Canada warned against water exports

The Canadian government is being urged not to sell huge volumes of water to the parched USA as NGOs warn that, despite appearances to the contrary, the northern neighbour is not a 'great green sponge'.

The USA faces severe water shortages in three distinct regions – the South west, Midwest and South East.

Canada, on the other hand, has a water resource comparable to that of the USA but only 10% of the population.

According to Canadian environmental think tank the Polaris Institute, there are three obvious ways for the USA to tackle this problem if it fails to address the underlying causes of the shortages – population patterns and industrialisation concentrated in pockets of water-starved land.

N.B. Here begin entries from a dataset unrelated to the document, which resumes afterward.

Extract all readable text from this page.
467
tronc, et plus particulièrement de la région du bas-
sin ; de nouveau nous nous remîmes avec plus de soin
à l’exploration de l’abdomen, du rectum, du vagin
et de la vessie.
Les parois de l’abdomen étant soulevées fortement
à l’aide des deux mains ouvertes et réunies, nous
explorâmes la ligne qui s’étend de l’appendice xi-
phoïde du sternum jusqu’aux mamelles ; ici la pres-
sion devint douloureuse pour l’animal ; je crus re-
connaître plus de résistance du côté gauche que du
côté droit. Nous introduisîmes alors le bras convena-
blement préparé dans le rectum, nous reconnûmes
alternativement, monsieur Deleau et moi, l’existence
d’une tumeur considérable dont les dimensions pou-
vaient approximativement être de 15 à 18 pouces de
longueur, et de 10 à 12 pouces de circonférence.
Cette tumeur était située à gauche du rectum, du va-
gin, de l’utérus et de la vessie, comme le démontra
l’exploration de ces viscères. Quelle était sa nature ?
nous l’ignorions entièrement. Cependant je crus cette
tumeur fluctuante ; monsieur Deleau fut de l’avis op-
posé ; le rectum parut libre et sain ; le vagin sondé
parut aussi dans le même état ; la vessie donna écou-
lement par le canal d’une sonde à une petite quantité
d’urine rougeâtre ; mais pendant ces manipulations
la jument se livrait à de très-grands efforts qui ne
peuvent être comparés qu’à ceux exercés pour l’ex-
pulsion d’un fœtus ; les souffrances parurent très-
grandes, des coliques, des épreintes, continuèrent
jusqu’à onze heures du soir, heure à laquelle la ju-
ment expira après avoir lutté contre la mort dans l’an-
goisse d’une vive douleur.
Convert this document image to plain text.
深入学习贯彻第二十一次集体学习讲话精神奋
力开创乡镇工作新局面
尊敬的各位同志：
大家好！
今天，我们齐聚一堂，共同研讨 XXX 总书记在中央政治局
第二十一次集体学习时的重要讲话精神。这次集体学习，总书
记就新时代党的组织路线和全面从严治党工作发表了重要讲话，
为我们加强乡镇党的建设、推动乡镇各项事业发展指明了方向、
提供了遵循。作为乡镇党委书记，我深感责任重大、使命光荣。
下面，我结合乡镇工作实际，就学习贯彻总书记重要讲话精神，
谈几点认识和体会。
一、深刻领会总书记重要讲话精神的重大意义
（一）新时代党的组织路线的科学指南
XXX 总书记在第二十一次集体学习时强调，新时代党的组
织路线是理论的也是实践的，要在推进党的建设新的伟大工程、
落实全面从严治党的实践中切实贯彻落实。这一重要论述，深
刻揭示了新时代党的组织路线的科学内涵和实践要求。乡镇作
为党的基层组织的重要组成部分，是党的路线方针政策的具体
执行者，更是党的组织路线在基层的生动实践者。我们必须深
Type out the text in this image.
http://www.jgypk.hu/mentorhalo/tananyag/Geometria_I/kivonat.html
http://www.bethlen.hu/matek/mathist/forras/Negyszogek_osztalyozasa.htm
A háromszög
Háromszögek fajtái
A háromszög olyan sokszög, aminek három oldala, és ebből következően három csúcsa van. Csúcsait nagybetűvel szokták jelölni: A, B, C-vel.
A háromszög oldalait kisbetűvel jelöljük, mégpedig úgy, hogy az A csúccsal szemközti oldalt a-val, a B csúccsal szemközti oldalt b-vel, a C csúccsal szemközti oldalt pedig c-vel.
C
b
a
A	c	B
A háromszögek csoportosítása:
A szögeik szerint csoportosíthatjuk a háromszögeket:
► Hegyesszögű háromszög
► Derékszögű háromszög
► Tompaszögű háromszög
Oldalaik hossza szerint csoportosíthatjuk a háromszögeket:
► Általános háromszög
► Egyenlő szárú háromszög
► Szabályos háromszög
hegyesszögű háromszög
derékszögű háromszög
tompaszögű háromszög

The potential solutions are:

  • Ship water from Alaska in tankers or via pipeline – considered to risky or expensive

  • Increase extraction from Lake Michingan – the only Great Lake within the borders of the USA – but this is frowned upon by international agreements

  • Import water from Canada – an attractive option from an American perspective

    Canada is ranked as the third most water-wealthy country in the world, after Brazil and Russia, but according to Polaris, the raw statistics are misleading.

    While Canada does indeed have a lot of water at the moment, goes its argument, but most of it is in large lakes – which can effectively be seen as huge water batteries which, once drained, will not be readily renewed.

    “Although Canada may contain as much as 20% of the world’s lake water, this is not the same as renewable supplies of water,” said the institute’s Tony Clarke.

    “If water is continuously drained from a lake, it will eventually dry up. Lake water, in other words, is essentially non-renewable.”

    In terms of ‘renewable’ water resources from rain and snowfall, says Polaris Canada is less blessed and slips well down the global league table.

    Despite the obvious short term gains to be had by bulk export of water to the US, the country would be wise to conserve its water supplies for both pragmatic and ecolgocial reasons, claims Polaris

    Mr Clarke said: “In Canada, we have a social and ecological responsibility to be water guardians by defending and protecting the freshwater systems that lie north of the 49th parallel.”

    The institute’s report on the issue, Turning on Canada’s Tap can be downloaded from its website.